Much to his shame, Gary sends spam for a living. Not the spam that promises to enhance your sex organs, or let you view teenagers engaged in acts illegal in 43 states. He sends those newsletters and promotional notices that you delete unread on behalf of that company you bought something from once and have since forgotten about but can't be bothered to find the unsubscribe link at the bottom. So, not spam spam, but the content you couldn't care less about, nonetheless.

At one point, Gary was polishing up the data set underlying the company's largest campaign yet. Any campaign was complex, although this was an order of magnitude beyond that. Gary had to build an analytical model off of their address pool, isolating the target market segment, tacking on some demographic modifiers, and get that bundled up and handed off to their third-party bulk-emailing service. While he did that, swarms of graphic designers and copywriters actually built the promotional materials; they fought it out over the proper values for kerning in the banner and what color the footer should be. And again, all of that needed to be packaged up and handed off to the bulk-email service.

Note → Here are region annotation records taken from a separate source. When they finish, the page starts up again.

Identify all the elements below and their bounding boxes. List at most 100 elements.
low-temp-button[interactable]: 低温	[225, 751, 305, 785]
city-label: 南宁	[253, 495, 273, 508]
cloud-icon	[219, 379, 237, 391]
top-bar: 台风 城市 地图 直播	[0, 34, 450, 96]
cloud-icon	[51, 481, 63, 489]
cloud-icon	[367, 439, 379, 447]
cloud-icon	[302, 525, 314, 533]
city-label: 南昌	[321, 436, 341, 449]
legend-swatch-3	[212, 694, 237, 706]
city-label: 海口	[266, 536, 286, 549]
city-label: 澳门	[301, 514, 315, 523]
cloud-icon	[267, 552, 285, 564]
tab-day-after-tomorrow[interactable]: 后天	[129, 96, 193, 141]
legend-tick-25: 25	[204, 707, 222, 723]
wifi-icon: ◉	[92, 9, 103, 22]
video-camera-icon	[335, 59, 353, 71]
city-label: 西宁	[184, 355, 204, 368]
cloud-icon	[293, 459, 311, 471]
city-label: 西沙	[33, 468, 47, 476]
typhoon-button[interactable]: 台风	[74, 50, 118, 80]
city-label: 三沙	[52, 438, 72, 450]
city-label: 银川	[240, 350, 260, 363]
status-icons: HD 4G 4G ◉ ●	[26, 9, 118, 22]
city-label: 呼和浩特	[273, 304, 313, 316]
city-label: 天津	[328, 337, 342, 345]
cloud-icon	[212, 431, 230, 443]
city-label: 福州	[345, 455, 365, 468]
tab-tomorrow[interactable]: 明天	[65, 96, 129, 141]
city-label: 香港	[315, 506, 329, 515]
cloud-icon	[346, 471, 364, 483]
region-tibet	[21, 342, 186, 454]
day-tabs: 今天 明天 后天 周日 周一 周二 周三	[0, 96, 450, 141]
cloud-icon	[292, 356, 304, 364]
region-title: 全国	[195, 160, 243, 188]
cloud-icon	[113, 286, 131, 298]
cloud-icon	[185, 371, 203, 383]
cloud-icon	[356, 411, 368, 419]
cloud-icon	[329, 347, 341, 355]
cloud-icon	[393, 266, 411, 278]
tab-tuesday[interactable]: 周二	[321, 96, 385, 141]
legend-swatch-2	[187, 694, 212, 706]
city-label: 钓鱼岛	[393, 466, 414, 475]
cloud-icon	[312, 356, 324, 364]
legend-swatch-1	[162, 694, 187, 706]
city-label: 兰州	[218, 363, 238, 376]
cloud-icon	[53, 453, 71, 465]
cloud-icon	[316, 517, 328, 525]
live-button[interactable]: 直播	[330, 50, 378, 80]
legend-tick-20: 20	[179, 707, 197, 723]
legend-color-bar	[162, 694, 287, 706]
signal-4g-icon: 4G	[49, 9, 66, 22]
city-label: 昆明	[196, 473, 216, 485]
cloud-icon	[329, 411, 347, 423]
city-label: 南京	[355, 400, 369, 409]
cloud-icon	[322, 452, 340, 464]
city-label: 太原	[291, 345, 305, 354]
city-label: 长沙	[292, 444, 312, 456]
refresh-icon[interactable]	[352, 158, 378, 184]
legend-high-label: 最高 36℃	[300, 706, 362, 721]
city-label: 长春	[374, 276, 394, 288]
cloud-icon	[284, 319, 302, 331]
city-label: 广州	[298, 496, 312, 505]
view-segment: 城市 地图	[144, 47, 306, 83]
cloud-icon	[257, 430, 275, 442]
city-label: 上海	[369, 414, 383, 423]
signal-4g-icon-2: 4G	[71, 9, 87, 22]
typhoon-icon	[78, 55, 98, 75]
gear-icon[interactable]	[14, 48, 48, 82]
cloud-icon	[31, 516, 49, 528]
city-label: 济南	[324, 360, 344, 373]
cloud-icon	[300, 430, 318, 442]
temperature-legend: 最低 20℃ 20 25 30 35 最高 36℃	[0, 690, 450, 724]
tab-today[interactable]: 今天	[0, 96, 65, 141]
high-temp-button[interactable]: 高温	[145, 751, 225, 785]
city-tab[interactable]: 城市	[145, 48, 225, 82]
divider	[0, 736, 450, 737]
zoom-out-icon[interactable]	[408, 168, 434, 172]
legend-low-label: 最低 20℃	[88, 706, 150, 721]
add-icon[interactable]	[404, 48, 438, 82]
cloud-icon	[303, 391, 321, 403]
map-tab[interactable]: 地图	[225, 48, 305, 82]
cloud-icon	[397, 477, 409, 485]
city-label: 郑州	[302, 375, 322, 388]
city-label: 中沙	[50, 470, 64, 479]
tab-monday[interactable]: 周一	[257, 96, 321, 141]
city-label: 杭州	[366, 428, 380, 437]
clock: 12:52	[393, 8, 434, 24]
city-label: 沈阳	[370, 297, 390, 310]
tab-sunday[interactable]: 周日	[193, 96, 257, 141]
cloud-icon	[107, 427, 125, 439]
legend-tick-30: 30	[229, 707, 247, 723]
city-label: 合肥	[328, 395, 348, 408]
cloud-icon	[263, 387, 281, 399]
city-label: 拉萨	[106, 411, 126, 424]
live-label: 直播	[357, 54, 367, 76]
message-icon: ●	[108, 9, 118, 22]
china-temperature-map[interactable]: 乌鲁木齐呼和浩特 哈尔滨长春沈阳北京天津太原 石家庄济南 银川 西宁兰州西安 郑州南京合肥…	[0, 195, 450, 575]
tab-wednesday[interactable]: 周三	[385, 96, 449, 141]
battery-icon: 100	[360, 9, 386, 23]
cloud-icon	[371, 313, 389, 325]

When launch-day rolled around, Gary's development team was relaxed. The "Big Moment" was high stress for everyone else in the company, as they struggled with last minute modifications, but the development team simply waited for the go-ahead to "push the button."

"Can I push the button?" Clayton, the business manager asked. His eyes glowed at the prospect of sending out 50,000 emails with a single click.

"Sure," Gary said. After all- it was just a button. What could possibly go wrong?

Gary handed Clayton the mouse and pointed him at the third-party emailer's website. Clayton clicked. Ten seconds later, when Clayton hadn't seen any response, he clicked the button again. And again.

It happened too quickly for anyone from the development team to realize what just happened. It wasn't until the monitoring email address they used dinged for a new message not once, but three times. By then, it was too late to do anything about the 150,000 emails that had just surged out. Gary's company was billed three times by the bulk emailer. And ten times as many people bothered to find the unsubscribe link at the bottom of the message to cut down on the spam. And Gary's team got a stern lecture about being cautious about these vital campaigns.

Clayton never asked to push the button again.